What preceded Christmas Island in 1979 was a dark history, almost a century worth of indentured labour, racial discrimination, even murder — driven by colonial greed.
- Gordon Bennett was a workers’ rights advocate
- This year marks the 30th anniversary of his death
- Bennett was a pivotal player in getting the Christmas Island phosphate mine reopened
That same year a British immigrant named Gordon Bennett arrived on the island and it was all to end.
In the years to follow, he would successfully take on former prime minister Bob Hawke, instil workers’ rights, and help abolish the White Australia Policy that was still practised on the island late into the 20th century.
A mere 12 years later, the triumphant union organiser tragically died.

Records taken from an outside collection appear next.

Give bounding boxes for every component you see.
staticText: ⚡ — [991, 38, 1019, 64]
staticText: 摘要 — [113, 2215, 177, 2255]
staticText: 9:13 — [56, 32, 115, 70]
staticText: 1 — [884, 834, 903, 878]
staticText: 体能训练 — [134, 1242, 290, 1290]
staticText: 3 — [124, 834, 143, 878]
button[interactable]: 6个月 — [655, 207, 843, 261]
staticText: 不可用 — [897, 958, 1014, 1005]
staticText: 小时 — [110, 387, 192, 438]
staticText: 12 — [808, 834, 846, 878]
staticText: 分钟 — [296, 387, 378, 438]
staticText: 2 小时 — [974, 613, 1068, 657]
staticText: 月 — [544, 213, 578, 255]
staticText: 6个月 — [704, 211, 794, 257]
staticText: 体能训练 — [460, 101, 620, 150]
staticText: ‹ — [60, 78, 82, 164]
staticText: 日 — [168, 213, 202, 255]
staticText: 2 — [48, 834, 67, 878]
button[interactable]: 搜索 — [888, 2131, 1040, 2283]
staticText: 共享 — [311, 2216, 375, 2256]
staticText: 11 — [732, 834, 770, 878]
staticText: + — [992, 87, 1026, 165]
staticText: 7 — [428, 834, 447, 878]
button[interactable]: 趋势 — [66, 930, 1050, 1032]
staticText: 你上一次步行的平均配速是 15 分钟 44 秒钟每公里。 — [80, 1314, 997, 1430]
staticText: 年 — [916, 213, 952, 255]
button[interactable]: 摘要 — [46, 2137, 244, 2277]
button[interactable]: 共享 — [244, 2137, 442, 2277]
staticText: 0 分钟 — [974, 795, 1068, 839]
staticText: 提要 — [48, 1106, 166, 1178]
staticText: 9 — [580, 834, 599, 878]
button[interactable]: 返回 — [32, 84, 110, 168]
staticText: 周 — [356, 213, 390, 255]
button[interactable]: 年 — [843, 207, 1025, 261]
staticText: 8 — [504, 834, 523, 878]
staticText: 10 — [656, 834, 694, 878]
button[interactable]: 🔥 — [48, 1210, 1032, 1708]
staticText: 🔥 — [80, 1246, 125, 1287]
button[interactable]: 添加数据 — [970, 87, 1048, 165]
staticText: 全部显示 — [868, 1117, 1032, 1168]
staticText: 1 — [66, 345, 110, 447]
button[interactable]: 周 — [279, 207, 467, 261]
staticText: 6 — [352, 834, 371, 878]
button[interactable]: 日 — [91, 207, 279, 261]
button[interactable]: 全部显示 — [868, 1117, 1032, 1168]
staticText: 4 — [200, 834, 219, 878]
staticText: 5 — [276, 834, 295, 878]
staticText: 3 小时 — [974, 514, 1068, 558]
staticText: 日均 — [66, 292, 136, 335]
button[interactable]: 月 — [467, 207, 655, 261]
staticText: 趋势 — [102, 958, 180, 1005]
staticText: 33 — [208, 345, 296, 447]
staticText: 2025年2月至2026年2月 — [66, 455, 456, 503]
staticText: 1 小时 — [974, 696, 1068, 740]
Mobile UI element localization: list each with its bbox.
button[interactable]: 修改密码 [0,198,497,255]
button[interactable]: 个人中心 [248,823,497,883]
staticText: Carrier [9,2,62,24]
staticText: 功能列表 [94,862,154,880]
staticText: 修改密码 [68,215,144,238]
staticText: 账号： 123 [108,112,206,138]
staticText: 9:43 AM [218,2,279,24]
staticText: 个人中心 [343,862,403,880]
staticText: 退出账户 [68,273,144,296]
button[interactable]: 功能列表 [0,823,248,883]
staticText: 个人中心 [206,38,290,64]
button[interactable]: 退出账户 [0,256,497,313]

But he was never forgotten.
For many of the generational families that make up the population of Christmas Island, he was the reason why they still call it home.
Bennett died with the legendary status of ‘Tai Ko Seng’, which roughly translates to ‘big brother who delivers’.
Remembering his father
This year marks the 30th anniversary of Bennett’s death, but his impact on the Australian external territory can still be seen today.
His son, Mark, was young when he lost his father and has learnt about the legacy he left behind, either from history books or an old-timer sharing a story.
“I miss him dearly,” Mark Bennett says.
“I get more of an understanding of the man he was through anecdotes and stories as each year passes.
“It is a beautiful thing, and humbling.”
Mark Bennett plays a significant role in the community and says he hopes to live by the lessons learnt by his father.
“I am immensely proud of the work that he did and the sacrifice he made,” he says.
“To see the longevity of that spirit still persisting in this community today and the evolution of the Christmas Island story progressing into new areas that were largely in part to the work that he did and the community that stood by him all those years ago is just so special and I look forward to the island’s future.”
Strength and determination
A year before Gordon Bennett arrived, Lai Ah Hong was used to living in a 3x3sqm concrete cell with no hot water, no mattress, and earning $42 a week.
“That was 1978,” Mr Lai says.
“Segregation for people of Asian descent existed on transport, in swimming pools, and the White Australia Policy was rife despite being eliminated on the mainland.
“Gordon smashed it all.”
As soon as Bennett took the job as general secretary of the Union of Christmas Island Workers, the two men bonded instantly and formed a formidable friendship.
Mr Lai says Bennett’s gentle qualities were not to be underestimated.
“Gordon’s first port of call was getting us a $30 pay increase,” he says.
“The workers thought he was too ambitious.
“But he ran a very hard campaign, going on a hunger strike on the doorsteps of Parliament House in Canberra to raise awareness.
“And he won.”
His actions caught the attention of the then president of the Australian Council of Trade Unions, Bob Hawke, who flew to the island to lend support to the workers’ cause.
From there wage parity was achieved, and the Migration Act was expanded.
A few years later, Mr Lai, Bennett and the community would meet with Hawke again and ultimately determine the island’s future.
A remarkable feat
Christmas Island’s natural deposit of high-grade phosphate is the reason why the island was originally annexed and the sole pillar of the local economy.
In 1987, the Hawke government closed the mine.
In question was the residents’ livelihoods.
At the time, Warren Snowdon had just embarked on his political career as a newly minted member of the House of Representatives for the Division of Northern Territory.
Shocked by his Labor government’s decision to close the mine, Mr Snowdon says he met with Bennett.
“The decision would effectively make everyone on the island redundant and force them to relocate off the island,” Mr Snowdon says.
“We met to develop a strategy to oppose closure if possible and move forward to get the mine reopened.”
In 1989, Bennett, Mr Lai and five other executives started Phosphate Resources Limited and got the locals to invest, raising about $3.4 million.
They would then convince Hawke that the mine was economical, purchase it, and reopen it.
Mr Snowdon says it was a remarkable feat.
“They fought, and they fought, and they fought,” Mr Snowdown says.
“The Commonwealth government completely underestimated the drive, the intent, and the guts of this community and its leadership led by Gordon.
“Frankly, it’s a great example to the whole Australian community of what can be achieved even though you’ve been oppressed.”
In 1991, the mine would resume operations on a small scale.
Tragically, Bennett died from a heart attack before he saw the full potential of the mine.
It still operates today, employing about 400 people and has produced 17 million tonnes of phosphate and contributed more than $2 billion to the Australian economy since it was reopened.
Mr Snowdon says Bennett’s impact on the island is indelible.
“He was the glue that bound the community together,” he said.
“He was a rogue, but a creative thinker, a brilliant organiser, a very astute judge of character, and a great leader.
“Gordon, it would never have been possible without you.”